Platforms and data access #

NHSA 22. Improve the provision of data analysis environments

NHSA 23. Revise NHS IT policy for analysts to ensure it is fit for purpose

Analysts need to be able to use modern computational data science tools such as python, GitHub and docker on their NHS computers. Current IT policies often block the use of such tools. A similar challenge has been faced and recently overcome by the analytic community in government outside of health.

This must be addressed in national and local IT policies with clear statements on assurance and risk from the NHS Transformation Directorate to local decision makers, to make it the norm for work to be delivered using modern computational data science tools and avoid the apparently prevalent problem of analysts using these tools outside of the formal permissions and policies of their workplace.
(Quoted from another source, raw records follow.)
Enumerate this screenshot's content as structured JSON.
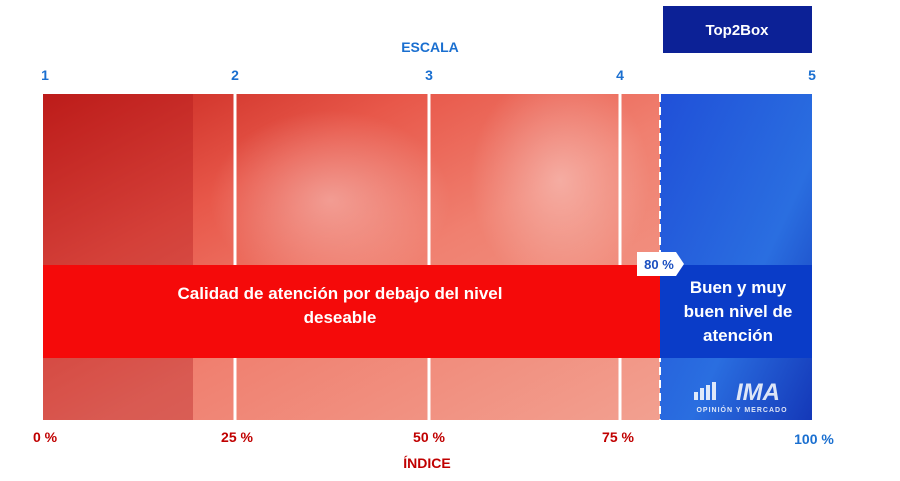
{
  "header": {
    "badge": "Top2Box",
    "scale_title": "ESCALA"
  },
  "scale": [
    "1",
    "2",
    "3",
    "4",
    "5"
  ],
  "index": [
    "0 %",
    "25 %",
    "50 %",
    "75 %",
    "100 %"
  ],
  "index_title": "ÍNDICE",
  "threshold": "80 %",
  "bands": {
    "below": "Calidad de atención por debajo del nivel deseable",
    "above": "Buen y muy buen nivel de atención"
  },
  "logo": {
    "mark": "IMA",
    "tagline": "OPINIÓN Y MERCADO"
  }
}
NHSA 24. Rationalise national audits, RightCare, GIRFT, and Model Health System

NHSA 25. Make change practical

The NHS should identify 3 data pioneer ICSs that can move to a full TRE and RAP working style within 6 months; and 3 data pioneer national quality improvement audits (at least one within NHS England) that can move to full TRE and RAP working within 6 months.

External collaborations #

NHSA 26. Commission and promote best practice on outsourcing analytics

The NHS Transformation Directorate should coordinate the development of Best Practice guidance on outsourcing to cover the range of scenarios where such external collaborations are and are not beneficial to the system, boilerplate contractual requirements, and red flags around working methods and delivery.

NHSA 27. Require all outsourced or external work to comply with RAP and open working methods

Currently when analytic projects are outsourced to consultancies, academic collaborators or other agencies it is common for only the results to be reported, for example in a PDF or slide deck, without the accompanying methodology or code used to conduct the analysis. This prevents the NHS from error-checking the work, learning from it, or being able to replicate it internally, whether in the organisation that originally commissioned the work or elsewhere in the system. This creates duplication of work, and the loss of knowledge that can create efficient analyses and drive innovation.

This cannot solely be addressed by asking external partners for ‘training’ or more detailed narrative descriptions of the methods used. As discussed in the chapter on Open Methods, all NHS data management and analysis code should be accompanied by adequate technical documentation alongside the code, as required by the minimum standards of RAP, openly available for re-use and external scrutiny. All outsourced work should adhere to this requirement.

NHSA 28. Support NHS/academic collaborations on RAP data science for NHS service improvement

UKRI/NIHR should consider running an open funding call specifically for academic teams to collaborate with national or ICS NHS data analysis teams on using RAP and modern open data science techniques to improve the quality of NHS care, to deliver specific outputs, and to build mutual relationships and capacity building around applied analytics. The targeted outputs should be a range of Jupyter notebooks or similar with well-documented open code describing – with appropriate technical documentation – how NHS data was prepared, analysed, and used to identify or address opportunities to improve NHS clinical activity or outcomes.